Introduction
This page contains both some explanation of the topics we cover and some exercises for you to do. Read through the page and complete the exercises at the end. Spend any remaining time playing around on the code examples in the explanatory text. Remember that the key here is learning by doing. Type some of the code examples into your IDLE editor and try them out yourself — and be curious. Try and see what happens if you change things a bit.
Creating lists
Lists are sequences of objects, such as numbers, strings, or generally whatever you want to put into a sequence. You create an empty list like this:
L = []
and you can then manipulate it by adding and removing elements to your hearts desire. The range() method that you have used several times by now actually creates a list of numbers, so that is another way of creating a list.
List indexing
To get the ith element of a list, you can index it as L[i]. Indexing starts at zero, so L[0] is the first element, and if the list is n elements long, the last element is L[n-1]. You can index from the back by using negative numbers, so L[-1] is the last element in the list, L[-2] is the second last element and so on.
List slicing
You can get the sub-list starting at index i and ending at index j-1 using something called slicing, that looks like this L[i:j]. This can be handy at times.
List methods
Read the documentation for lists in the reading material to get a feeling for what you can do with lists. The methods you are most likely to need for the exercises are:
- reverse() — reverses the order of a list, so [1,2,3] becomes [3,2,1]. If you want to remove an element from a list, it is much faster to remove elements at the end than from the beginning — for reasons we won't come into here — so sometimes it makes sense to first reverse the string and then pop() from the reversed string rather than from the original. That being said, it is typically easier to create new lists than modifying existing ones.
- pop() — removes an element from the back of a list.
- sort() — does exactly that, it sorts the elements in the list.
- append() — adds an element to the list.
There are plenty more, though go see for yourself.
Exercise
In this exercise you will work a HIV sequence. It is a HIV-1 sequence but we also want to know that type it is. To help us type our sequence we have access to a number of database sequences of each of the types. By comparing our HIV sequence to the sequences of each type we can identify the most similar sequence which then is assumed to be of the same type as our HIV sequence.

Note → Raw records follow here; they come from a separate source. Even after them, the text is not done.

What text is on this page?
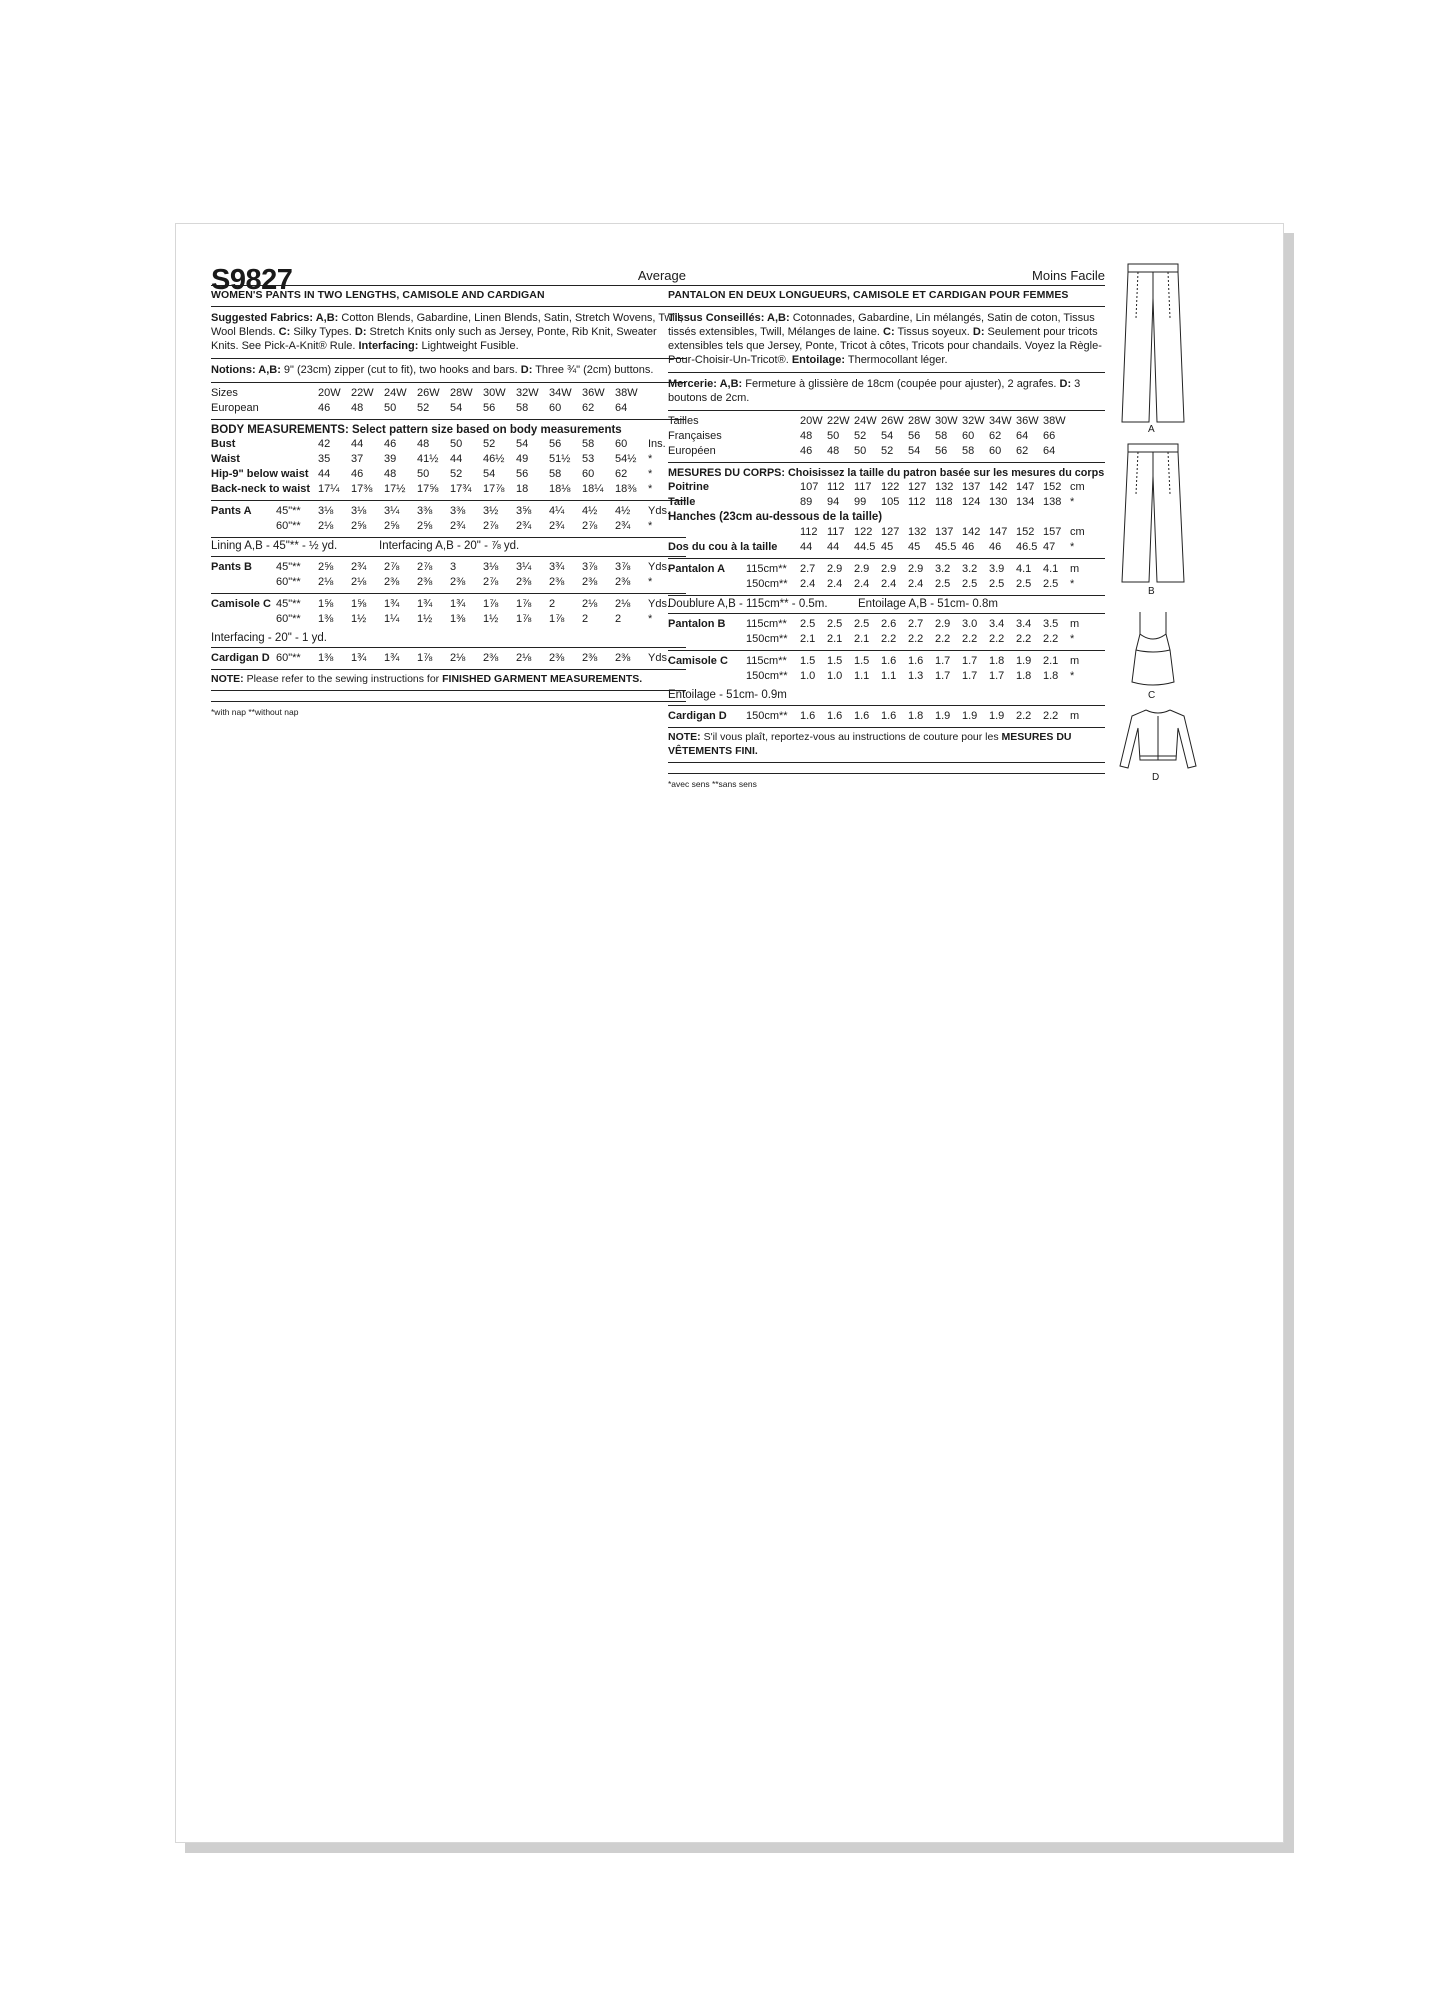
S9827	Average
WOMEN'S PANTS IN TWO LENGTHS, CAMISOLE AND CARDIGAN
Suggested Fabrics: A,B: Cotton Blends, Gabardine, Linen Blends, Satin, Stretch Wovens, Twill, Wool Blends. C: Silky Types. D: Stretch Knits only such as Jersey, Ponte, Rib Knit, Sweater Knits. See Pick-A-Knit® Rule. Interfacing: Lightweight Fusible.
Notions: A,B: 9" (23cm) zipper (cut to fit), two hooks and bars. D: Three ¾" (2cm) buttons.
Sizes	20W	22W	24W	26W	28W	30W	32W	34W	36W	38W	
European	46	48	50	52	54	56	58	60	62	64	
BODY MEASUREMENTS: Select pattern size based on body measurements
Bust	42	44	46	48	50	52	54	56	58	60	Ins.
Waist	35	37	39	41½	44	46½	49	51½	53	54½	*
Hip-9" below waist	44	46	48	50	52	54	56	58	60	62	*
Back-neck to waist	17¼	17⅜	17½	17⅝	17¾	17⅞	18	18⅛	18¼	18⅜	*
Pants A	45"**	3⅛	3⅛	3¼	3⅜	3⅜	3½	3⅝	4¼	4½	4½	Yds.
	60"**	2⅛	2⅝	2⅝	2⅝	2¾	2⅞	2¾	2¾	2⅞	2¾	*
Lining A,B - 45"** - ½ yd.	Interfacing A,B - 20" - ⅞ yd.
Pants B	45"**	2⅝	2¾	2⅞	2⅞	3	3⅛	3¼	3¾	3⅞	3⅞	Yds.
	60"**	2⅛	2⅛	2⅜	2⅜	2⅜	2⅞	2⅜	2⅜	2⅜	2⅜	*
Camisole C	45"**	1⅝	1⅝	1¾	1¾	1¾	1⅞	1⅞	2	2⅛	2⅛	Yds.
	60"**	1⅜	1½	1¼	1½	1⅜	1½	1⅞	1⅞	2	2	*
Interfacing - 20" - 1 yd.
Cardigan D	60"**	1⅜	1¾	1¾	1⅞	2⅛	2⅜	2⅛	2⅜	2⅜	2⅜	Yds.
NOTE: Please refer to the sewing instructions for FINISHED GARMENT MEASUREMENTS.
*with nap **without nap
Moins Facile
PANTALON EN DEUX LONGUEURS, CAMISOLE ET CARDIGAN POUR FEMMES
Tissus Conseillés: A,B: Cotonnades, Gabardine, Lin mélangés, Satin de coton, Tissus tissés extensibles, Twill, Mélanges de laine. C: Tissus soyeux. D: Seulement pour tricots extensibles tels que Jersey, Ponte, Tricot à côtes, Tricots pour chandails. Voyez la Règle-Pour-Choisir-Un-Tricot®. Entoilage: Thermocollant léger.
Mercerie: A,B: Fermeture à glissière de 18cm (coupée pour ajuster), 2 agrafes. D: 3 boutons de 2cm.
Tailles	20W	22W	24W	26W	28W	30W	32W	34W	36W	38W	
Françaises	48	50	52	54	56	58	60	62	64	66	
Européen	46	48	50	52	54	56	58	60	62	64	
MESURES DU CORPS: Choisissez la taille du patron basée sur les mesures du corps
Poitrine	107	112	117	122	127	132	137	142	147	152	cm
Taille	89	94	99	105	112	118	124	130	134	138	*
Hanches (23cm au-dessous de la taille)
	112	117	122	127	132	137	142	147	152	157	cm
Dos du cou à la taille	44	44	44.5	45	45	45.5	46	46	46.5	47	*
Pantalon A	115cm**	2.7	2.9	2.9	2.9	2.9	3.2	3.2	3.9	4.1	4.1	m
	150cm**	2.4	2.4	2.4	2.4	2.4	2.5	2.5	2.5	2.5	2.5	*
Doublure A,B - 115cm** - 0.5m.	Entoilage A,B - 51cm- 0.8m
Pantalon B	115cm**	2.5	2.5	2.5	2.6	2.7	2.9	3.0	3.4	3.4	3.5	m
	150cm**	2.1	2.1	2.1	2.2	2.2	2.2	2.2	2.2	2.2	2.2	*
Camisole C	115cm**	1.5	1.5	1.5	1.6	1.6	1.7	1.7	1.8	1.9	2.1	m
	150cm**	1.0	1.0	1.1	1.1	1.3	1.7	1.7	1.7	1.8	1.8	*
Entoilage - 51cm- 0.9m
Cardigan D	150cm**	1.6	1.6	1.6	1.6	1.8	1.9	1.9	1.9	2.2	2.2	m
NOTE: S'il vous plaît, reportez-vous au instructions de couture pour les MESURES DU VÊTEMENTS FINI.
*avec sens **sans sens
A
B
C
D
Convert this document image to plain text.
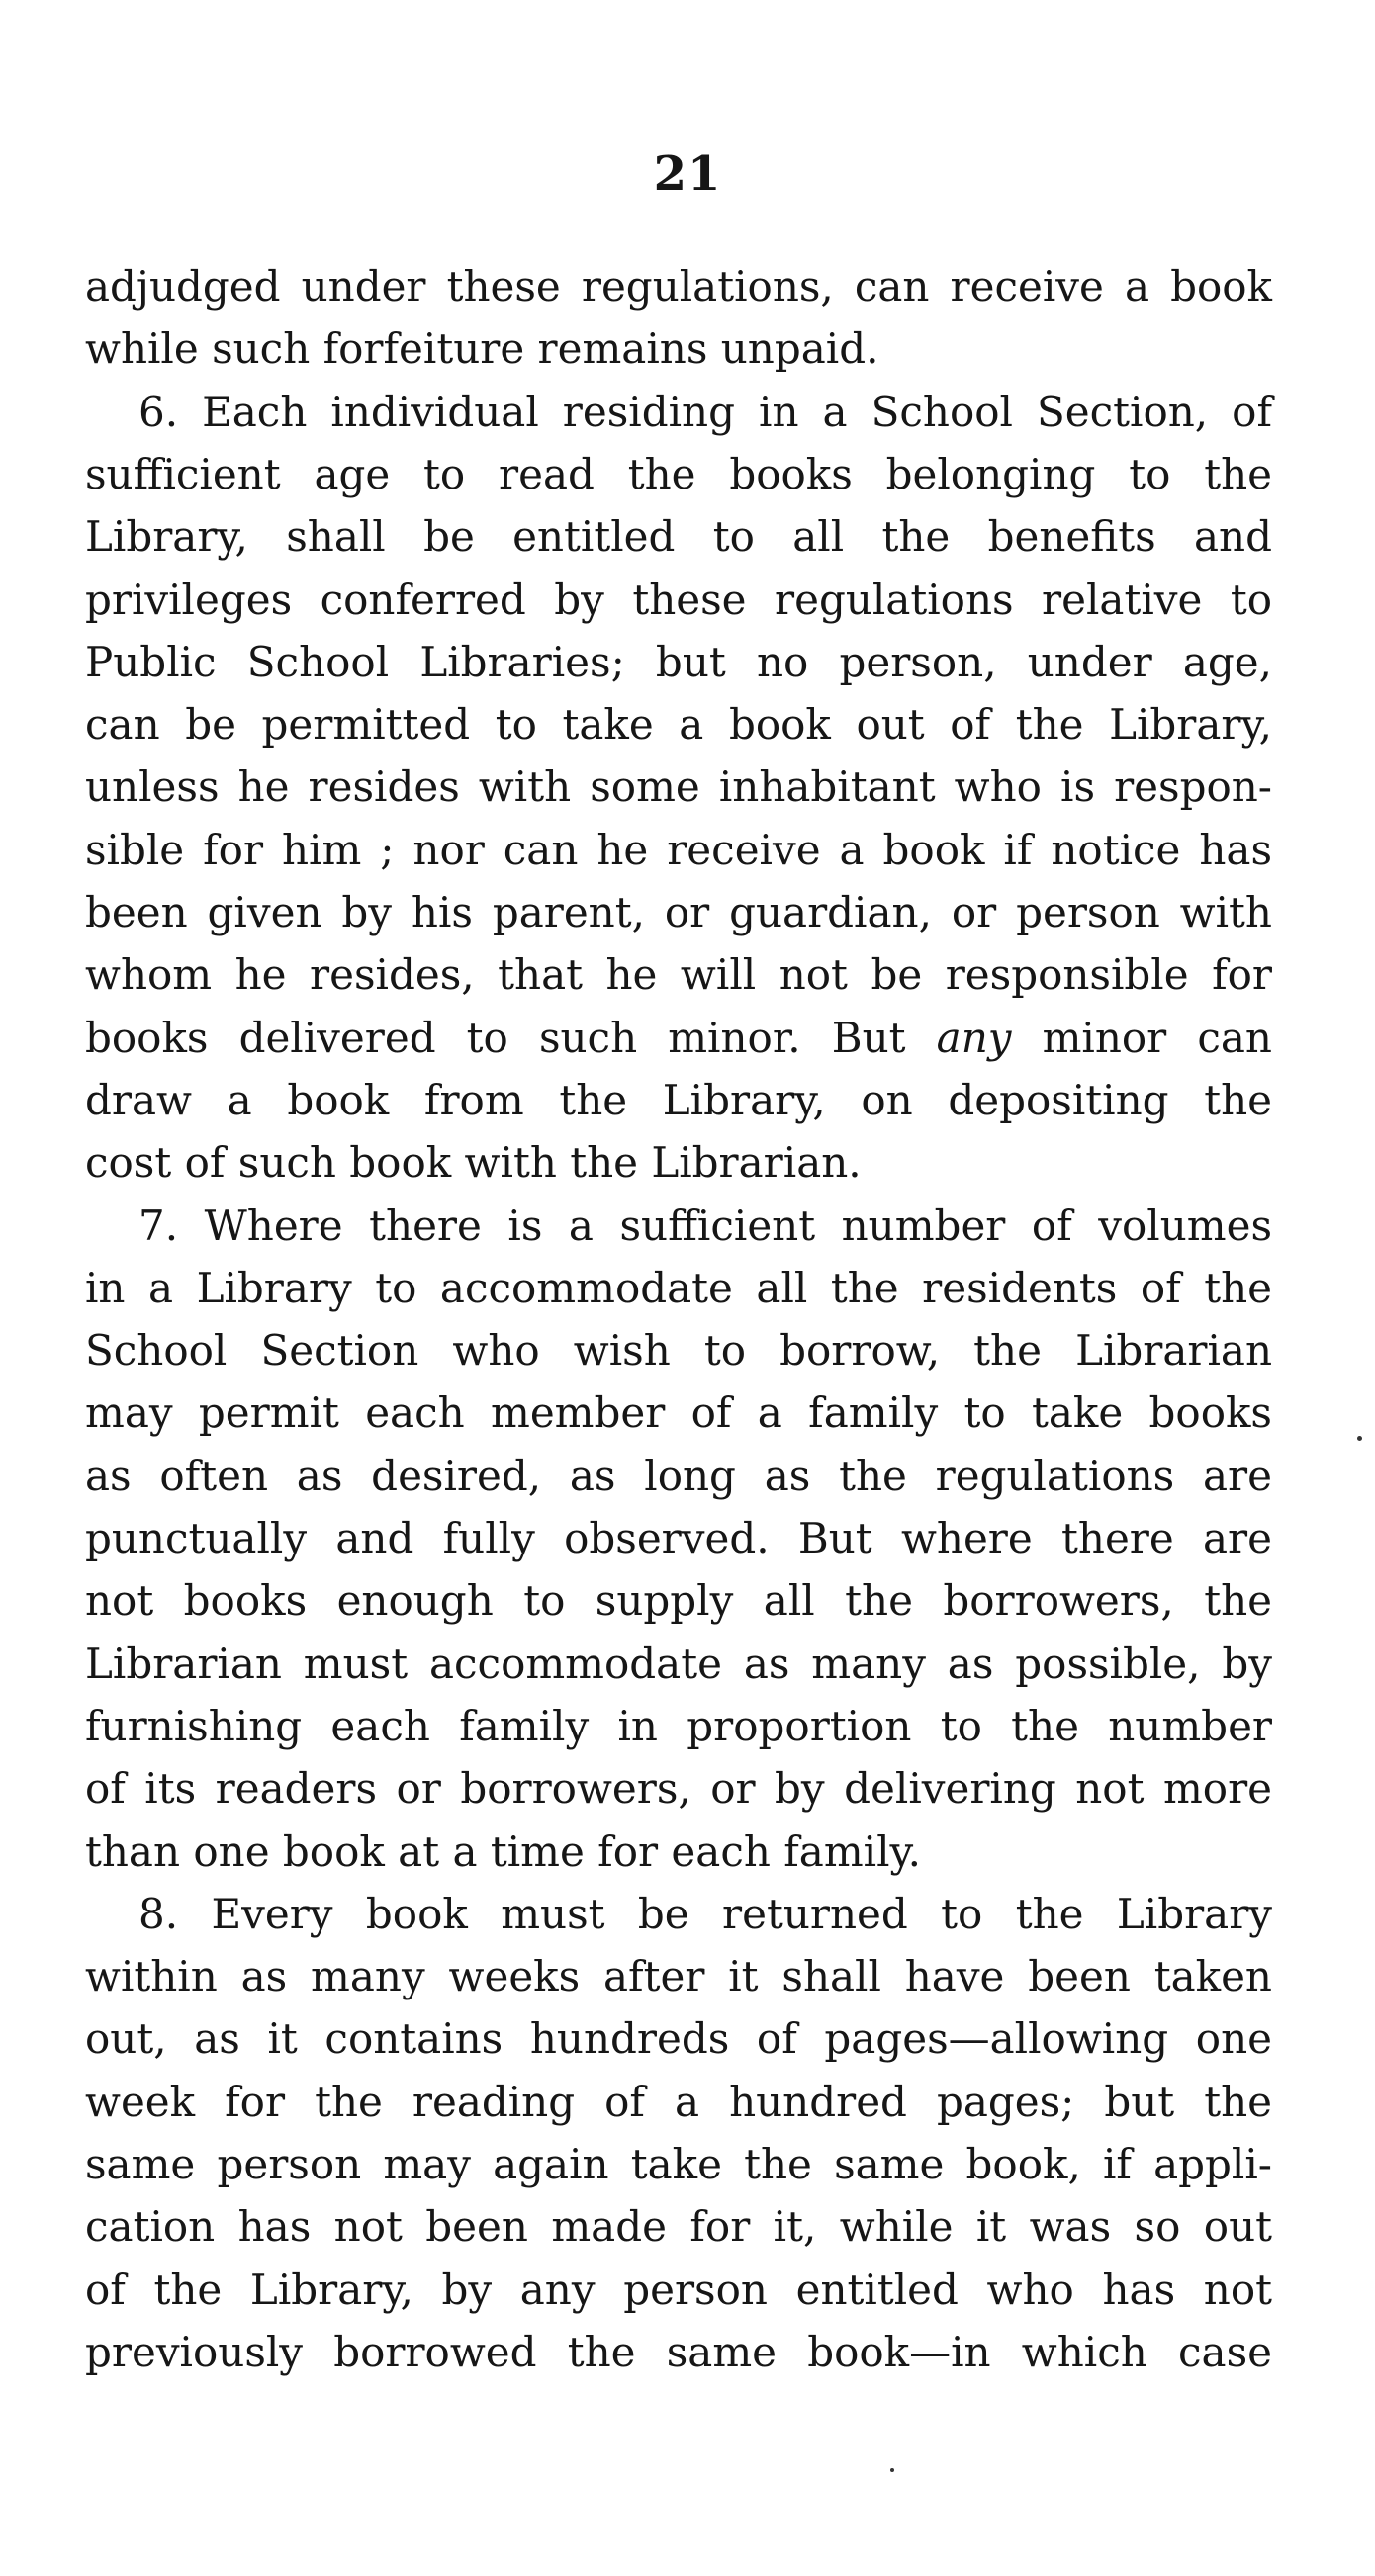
21
adjudged under these regulations, can receive a book
while such forfeiture remains unpaid.
6. Each individual residing in a School Section, of
sufficient age to read the books belonging to the
Library, shall be entitled to all the benefits and
privileges conferred by these regulations relative to
Public School Libraries; but no person, under age,
can be permitted to take a book out of the Library,
unless he resides with some inhabitant who is respon-
sible for him ; nor can he receive a book if notice has
been given by his parent, or guardian, or person with
whom he resides, that he will not be responsible for
books delivered to such minor. But any minor can
draw a book from the Library, on depositing the
cost of such book with the Librarian.
7. Where there is a sufficient number of volumes
in a Library to accommodate all the residents of the
School Section who wish to borrow, the Librarian
may permit each member of a family to take books
as often as desired, as long as the regulations are
punctually and fully observed. But where there are
not books enough to supply all the borrowers, the
Librarian must accommodate as many as possible, by
furnishing each family in proportion to the number
of its readers or borrowers, or by delivering not more
than one book at a time for each family.
8. Every book must be returned to the Library
within as many weeks after it shall have been taken
out, as it contains hundreds of pages—allowing one
week for the reading of a hundred pages; but the
same person may again take the same book, if appli-
cation has not been made for it, while it was so out
of the Library, by any person entitled who has not
previously borrowed the same book—in which case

First download the module exerciseWeek3.py (if you did not do that already) and put it in the folder where you keep your other python code. On most computers you can right-click on the link and have it "save files as...". Have a look through at what is in the module. Import it like this:
import exerciseWeek3
This module gives you access to exerciseWeek3.alignedHivSeq which is the sequence we want to type. The lists exerciseWeek3.typeA, exerciseWeek3.typeB, exerciseWeek3.typeC, and exerciseWeek3.typeD contain database HIV sequences of different known types. All sequences are from the same multiple alignment. This means that sequence positions match up across all sequences but also that a lot of gap characters, '-' are inserted.
Use the function pairWiseDifferences(seq1, seq2) you implemented in the strings exercise to find the database sequence that is most similar to exerciseWeek3.alignedHivSeq to determine its type.
Before doing so you need to modify pairWiseDifferences(seq1, seq2) so it does not consider sequence positions where both bases are '-' characters. In other words, you not only need to count differences. You also need to count how many alignment columns that are relevant, i.e that are not just "-" for both sequences.
Hint: use an if-statement in pairWiseDifferences with a boolean expression like this:
not (seq1[i] == '-' and seq2[i] == '-')
Once your function has computed both the number of differences and the number of relevant positions you can have it return the fraction of different bases as nrDifferences/float(nrRelevantPositions).
To type you HIV sequence you need compare your sequence to all the database sequences to see which group has the best matching sequence.
Hint: For each list, e.g. exerciseWeek3.typeA, you can go through the database sequences with a for loop to calculate the similarities.
You can define a list that you can add your results for each type to like this:
resultsTypeA = []
and then append results to the list as you calculate them in the for loop. Look up the append() method. Once you are done you need to find the smallest result in the list (fewest differences). Try the min() function.